PHILADELPHIA (WPVI) -- While families are experiencing sticker shock in grocery aisles and at checkout counters, Philadelphia is kicking off its push to keep the most vulnerable children fed this summer.
Officials say inflation is also being felt at food banks and summer meal programs.
Philabundance is stretching its monetary donations while serving more families, especially first-time families at its food bank.
"A lot of families are struggling to be able to afford the cost of food, and being able to make that end-of-month stretch," said Chelsea Short, with Philabundance.
This week, the city is kicking off its summer lunch program that ensures kids who usually get two meals a day at school continue to get fed.
"We're gearing up to meet the need and we don't want to turn any student away," said Heather Keafer, with the Office of Children and Families.
The city will have over 400 meal sites, projecting to serve 873,000 meals if not more.
"With bills going up, I'm sure that's causing additional pain, so we want to make sure students who normally receive breakfast or lunch at their schools have a place to get that.

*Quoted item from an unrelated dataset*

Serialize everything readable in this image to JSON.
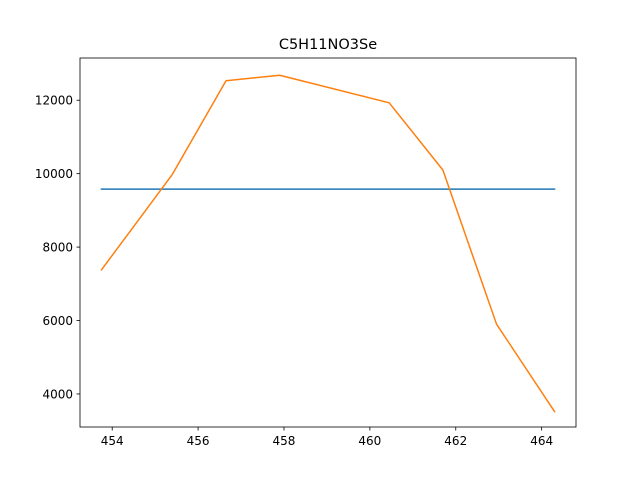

And certainly, we hope that eases the burden for families," Keafer said.
It is a burden being felt even by organizations, that are looking to good Samaritans for some help.

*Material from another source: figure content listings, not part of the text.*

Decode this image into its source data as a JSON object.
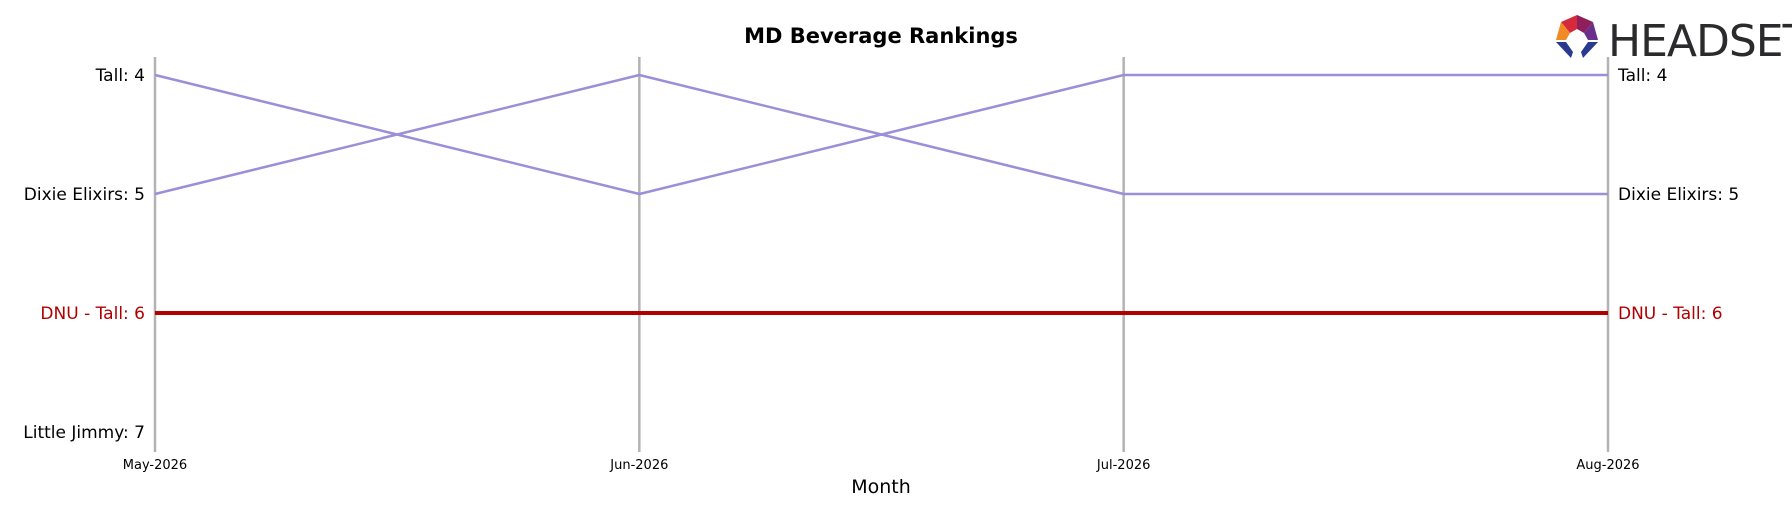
{
  "chart_data": {
    "type": "line",
    "title": "MD Beverage Rankings",
    "xlabel": "Month",
    "ylabel": "",
    "x": [
      "May-2026",
      "Jun-2026",
      "Jul-2026",
      "Aug-2026"
    ],
    "ylim": [
      7,
      4
    ],
    "y_inverted": true,
    "grid": "vertical lines at each month",
    "legend": "none (series labeled at both ends)",
    "left_labels": [
      {
        "rank": 4,
        "text": "Tall: 4",
        "highlight": false
      },
      {
        "rank": 5,
        "text": "Dixie Elixirs: 5",
        "highlight": false
      },
      {
        "rank": 6,
        "text": "DNU - Tall: 6",
        "highlight": true
      },
      {
        "rank": 7,
        "text": "Little Jimmy: 7",
        "highlight": false
      }
    ],
    "right_labels": [
      {
        "rank": 4,
        "text": "Tall: 4",
        "highlight": false
      },
      {
        "rank": 5,
        "text": "Dixie Elixirs: 5",
        "highlight": false
      },
      {
        "rank": 6,
        "text": "DNU - Tall: 6",
        "highlight": true
      }
    ],
    "series": [
      {
        "name": "Tall",
        "values": [
          4,
          5,
          4,
          4
        ],
        "highlight": false
      },
      {
        "name": "Dixie Elixirs",
        "values": [
          5,
          4,
          5,
          5
        ],
        "highlight": false
      },
      {
        "name": "DNU - Tall",
        "values": [
          6,
          6,
          6,
          6
        ],
        "highlight": true
      },
      {
        "name": "Little Jimmy",
        "values": [
          7,
          null,
          null,
          null
        ],
        "highlight": false
      }
    ]
  },
  "colors": {
    "highlight": "#b00000",
    "other_series": "#9b8fd8",
    "gridline": "#b3b3b3",
    "text": "#000000"
  },
  "logo": {
    "text": "HEADSET"
  }
}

"Because of the rising costs, a lot of people aren't donating as many dry goods as we normally get. We are trying to rely heavily on our monetary donations, but our monetary donations are being stretched," said Short.
The schools summer meals program also relies on volunteers through its play street program to serve meals to neighborhoods kids.
The program runs between June 27, 2022, and August 12, 2022.
All children and youth up to age 18 in Philadelphia are eligible. No student ID is required.